Bij e-mailbericht van 22 augustus 2016 heeft de gemachtigde van belanghebbende gevraagd om uitstel van het geplande hoorgesprek en medegedeeld wie er van de zijde van belanghebbende bij het hoorgesprek aanwezig zullen zijn. Verder heeft de gemachtigde van belanghebbende de Inspecteur laten weten dat hij de stukken nog zal toesturen.
Bij e-mailbericht van 20 september 2016 heeft de Inspecteur de gemachtigde van belanghebbende het volgende medegedeeld:
“Voordat we een nieuwe afspraak maken refereer ik nog aan mijn vraag in mijn e-mail van 19 juli 2016, waarin ik verzocht om vooraf stukken in te sturen.
Alhier heb ik geen indicatie dat er stukken zijn binnengekomen.
Dus nogmaals mijn verzoek om gemotiveerde bezwaarschriften en motiveringen van ingediende pro forma bezwaarschriften in te sturen.
Een hoorgesprek voeren zonder deze stukken heeft wat mij betreft geen zin.
Ik verzoek u mij deze voor 1 oktober as. te doen toekomen.”

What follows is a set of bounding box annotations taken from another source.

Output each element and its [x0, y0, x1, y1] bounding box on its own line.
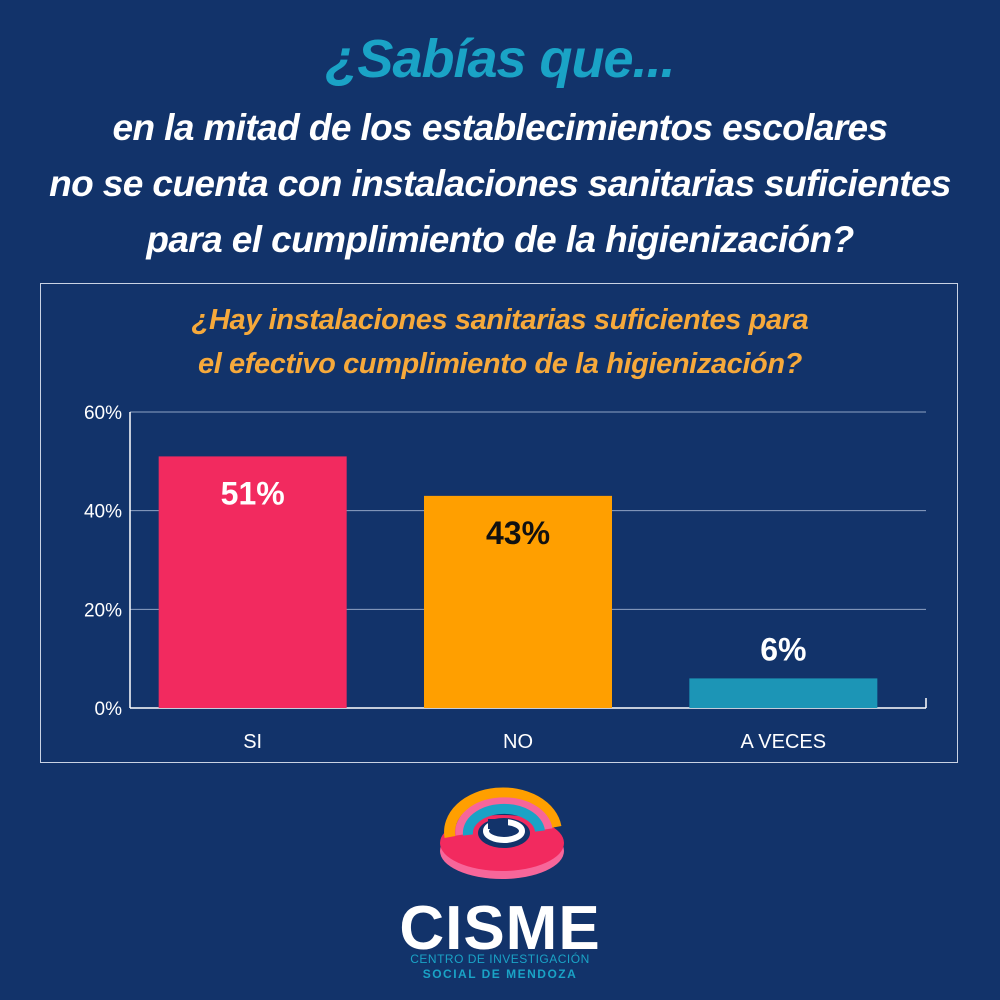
y-tick-label: 60%: [84, 403, 122, 424]
data-label: 43%: [486, 515, 550, 551]
x-tick-label: A VECES: [741, 731, 827, 753]
y-tick-label: 0%: [95, 699, 123, 720]
bar-si: [158, 456, 347, 708]
chart-panel: [40, 283, 958, 763]
brand-tagline-1: CENTRO DE INVESTIGACIÓN: [410, 952, 590, 966]
brand-tagline-2: SOCIAL DE MENDOZA: [422, 967, 578, 981]
bar-no: [424, 495, 612, 708]
data-label: 51%: [221, 475, 285, 511]
x-tick-label: NO: [503, 731, 533, 753]
kicker-title: ¿Sabías que...: [325, 29, 675, 89]
headline-line-1: en la mitad de los establecimientos esco…: [112, 107, 888, 148]
chart-title: ¿Hay instalaciones sanitarias suficiente…: [0, 298, 1000, 386]
headline-line-3: para el cumplimiento de la higienización…: [146, 219, 854, 260]
headline: en la mitad de los establecimientos esco…: [0, 100, 1000, 268]
cisme-logo-icon: [430, 785, 580, 895]
chart-title-line-1: ¿Hay instalaciones sanitarias suficiente…: [191, 304, 809, 336]
headline-line-2: no se cuenta con instalaciones sanitaria…: [49, 163, 951, 204]
y-tick-label: 20%: [84, 600, 122, 621]
x-tick-label: SI: [243, 731, 262, 753]
data-label: 6%: [760, 631, 806, 667]
brand-name: CISME: [399, 894, 601, 963]
bar-a-veces: [689, 678, 878, 708]
y-tick-label: 40%: [84, 502, 122, 523]
chart-title-line-2: el efectivo cumplimiento de la higieniza…: [197, 348, 802, 380]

Bij uitspraak op bezwaar van 28 oktober 2016 zijn de naheffingsaanslag, de boetebeschikking en de beschikking heffingsrente gehandhaafd. De gemachtigde heeft bij aangetekende brief gedagtekend 8 december 2016 (de envelop draagt het poststempel 9 december 2016) beroep aangetekend bij de Rechtbank.
3 Geschil
In geschil is of in de bezwaarfase een hoorgesprek achterwege heeft kunnen blijven. Belanghebbende beantwoordt deze vraag ontkennend, de Inspecteur bevestigend.